# Burton t6 2006 compared to Landlord



## tanscrazydaisy (Mar 11, 2013)

I have a 2008 T6... it is a great stiff camber board (and every smooth in the choppy stuff).

Since I venture (suffer) into moguls.... I know where you're coming from.

My 2013 Sherlock (Flying V) is a lot more responsive in the moguls.


----------



## Jammoman (Mar 12, 2014)

tanscrazydaisy said:


> I have a 2008 T6... it is a great stiff camber board (and every smooth in the choppy stuff).
> 
> Since I venture (suffer) into moguls.... I know where you're coming from.
> 
> My 2013 Sherlock (Flying V) is a lot more responsive in the moguls.

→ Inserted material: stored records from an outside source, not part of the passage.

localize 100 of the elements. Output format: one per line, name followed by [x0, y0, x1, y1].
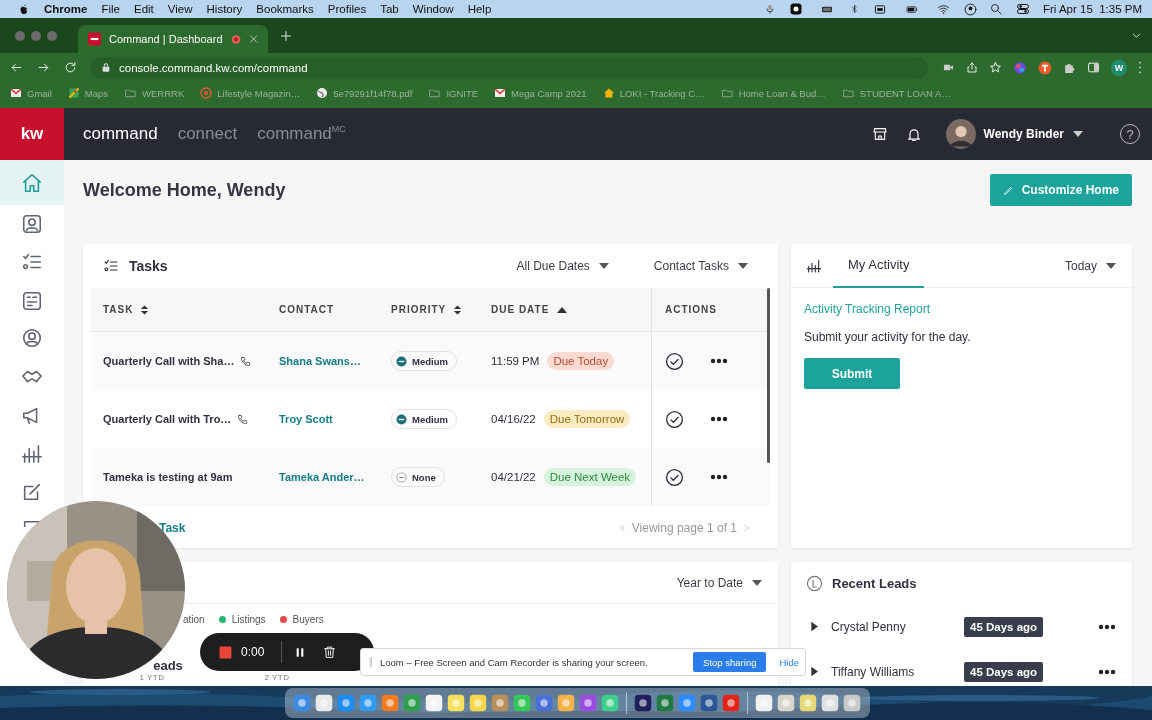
check-circle-icon[interactable] — [665, 467, 684, 487]
address-bar[interactable]: console.command.kw.com/command — [91, 56, 928, 79]
task-name[interactable]: Tameka is testing at 9am — [103, 471, 233, 483]
menu-item[interactable]: Bookmarks — [249, 3, 321, 15]
scrollbar[interactable] — [767, 288, 770, 463]
menu-item[interactable]: Tab — [373, 3, 406, 15]
stat-label: eads — [153, 658, 183, 673]
menu-item[interactable]: View — [160, 3, 200, 15]
caret-icon — [751, 578, 763, 587]
sidebar-item[interactable] — [0, 160, 64, 205]
nav-link[interactable]: command — [83, 124, 158, 144]
tab-title: Command | Dashboard — [109, 33, 223, 45]
target-icon — [200, 87, 213, 99]
sort-ascending-icon[interactable] — [556, 305, 569, 314]
contact-link[interactable]: Tameka Ander… — [279, 471, 391, 483]
recording-timer: 0:00 — [241, 645, 266, 659]
star-icon[interactable] — [989, 61, 1002, 74]
sort-icon[interactable] — [453, 303, 463, 316]
reload-icon[interactable] — [64, 61, 77, 74]
extension-icon[interactable] — [1013, 60, 1027, 75]
globe-icon — [316, 87, 329, 99]
forward-icon[interactable] — [37, 61, 50, 74]
home-icon — [21, 171, 43, 194]
microphone-icon — [764, 3, 775, 15]
task-name[interactable]: Quarterly Call with Tro… — [103, 413, 232, 425]
user-menu[interactable]: Wendy Binder — [945, 119, 1084, 149]
avatar[interactable] — [945, 119, 976, 149]
due-badge: Due Tomorrow — [543, 410, 631, 428]
contact-link[interactable]: Troy Scott — [279, 413, 391, 425]
ellipsis-icon[interactable] — [1098, 668, 1116, 675]
activity-prompt: Submit your activity for the day. — [804, 330, 971, 344]
pagination-text: Viewing page 1 of 1 — [631, 520, 737, 535]
period-dropdown[interactable]: Today — [1064, 258, 1117, 273]
activity-chart-icon — [805, 257, 823, 274]
pencil-icon — [1002, 184, 1014, 196]
period-dropdown[interactable]: Year to Date — [676, 575, 763, 590]
menu-item[interactable]: Window — [405, 3, 461, 15]
folder-icon — [124, 87, 138, 99]
ellipsis-icon[interactable] — [1098, 623, 1116, 630]
new-tab-icon[interactable] — [280, 29, 292, 42]
filter-dropdown[interactable]: Contact Tasks — [653, 259, 749, 273]
menu-item[interactable]: Edit — [127, 3, 161, 15]
ellipsis-icon[interactable] — [710, 416, 728, 422]
puzzle-icon[interactable] — [1063, 61, 1076, 74]
menu-item[interactable]: Help — [460, 3, 499, 15]
expand-icon[interactable] — [810, 666, 818, 677]
nav-link[interactable]: connect — [177, 124, 238, 144]
caret-icon — [737, 262, 749, 270]
user-icon — [963, 2, 977, 16]
ellipsis-icon[interactable] — [710, 358, 728, 364]
stat-subtitle: 2 YTD — [264, 673, 290, 682]
lead-name[interactable]: Crystal Penny — [831, 619, 964, 634]
drag-handle-icon[interactable] — [369, 656, 373, 668]
back-icon[interactable] — [10, 61, 23, 74]
chevron-down-icon[interactable] — [1131, 30, 1142, 41]
browser-tab[interactable]: Command | Dashboard — [78, 25, 268, 53]
column-header[interactable]: DUE DATE — [491, 304, 550, 315]
stop-icon[interactable] — [219, 645, 232, 659]
wifi-icon — [935, 3, 951, 15]
filter-dropdown[interactable]: All Due Dates — [516, 259, 610, 273]
column-header[interactable]: PRIORITY — [391, 304, 447, 315]
check-circle-icon[interactable] — [665, 409, 684, 429]
phone-icon — [240, 355, 252, 367]
kw-logo[interactable]: kw — [0, 108, 64, 160]
close-icon[interactable] — [248, 34, 258, 44]
hide-link[interactable]: Hide — [779, 656, 799, 668]
due-time: 04/21/22 — [491, 471, 536, 483]
share-icon[interactable] — [966, 61, 978, 74]
bluetooth-icon — [849, 3, 859, 15]
expand-icon[interactable] — [810, 621, 818, 632]
legend-label: Listings — [231, 614, 266, 625]
priority-none-icon — [396, 471, 407, 483]
priority-medium-icon — [396, 355, 407, 367]
camera-icon — [787, 3, 804, 15]
extension-icon[interactable] — [1038, 60, 1052, 75]
side-panel-icon[interactable] — [1087, 61, 1100, 74]
video-icon[interactable] — [942, 62, 955, 73]
card-tab[interactable]: My Activity — [833, 244, 925, 288]
menu-item[interactable]: Profiles — [320, 3, 374, 15]
search-icon — [989, 3, 1002, 15]
contact-link[interactable]: Shana Swans… — [279, 355, 391, 367]
stop-sharing-button[interactable]: Stop sharing — [693, 652, 767, 672]
menu-item[interactable]: File — [94, 3, 127, 15]
menu-item[interactable]: History — [199, 3, 250, 15]
trash-icon[interactable] — [323, 645, 336, 659]
ellipsis-icon[interactable] — [710, 474, 728, 480]
kebab-menu-icon[interactable] — [1138, 61, 1142, 74]
new-task-link[interactable]: Task — [159, 520, 186, 535]
bar-chart-icon — [21, 442, 43, 465]
lead-name[interactable]: Tiffany Williams — [831, 664, 964, 679]
profile-avatar[interactable]: W — [1111, 59, 1127, 76]
app-menu[interactable]: Chrome — [30, 3, 95, 15]
column-header[interactable]: TASK — [103, 304, 134, 315]
nav-link[interactable]: command$^{MC}$ — [257, 124, 346, 144]
home-icon — [602, 87, 615, 99]
pause-icon[interactable] — [295, 645, 305, 659]
store-icon[interactable] — [871, 126, 888, 142]
check-circle-icon[interactable] — [665, 351, 684, 371]
task-name[interactable]: Quarterly Call with Sha… — [103, 355, 235, 367]
sort-icon[interactable] — [140, 303, 150, 316]
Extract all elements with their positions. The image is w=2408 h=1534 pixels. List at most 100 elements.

Yea the t6 is a bit rough in the mogules, but rips on the groomers. Do you feel the sherlock reduces performance compared to the 6?


----------



## tanscrazydaisy (Mar 11, 2013)

Jammoman said:


> Yea the t6 is a bit rough in the mogules, but rips on the groomers. Do you feel the sherlock reduces performance compared to the 6?


My T6 does a great job of smoothing out the choppy stuff. The Sherlock, even though it supposed to have some sort of vibration dampening technology isn't as smooth, and the edge hold on the groomers is no where near as good on the groomers.

speed... well, I'm slightly OCD about waxing, so my shorter Flying-V is not an issue.


----------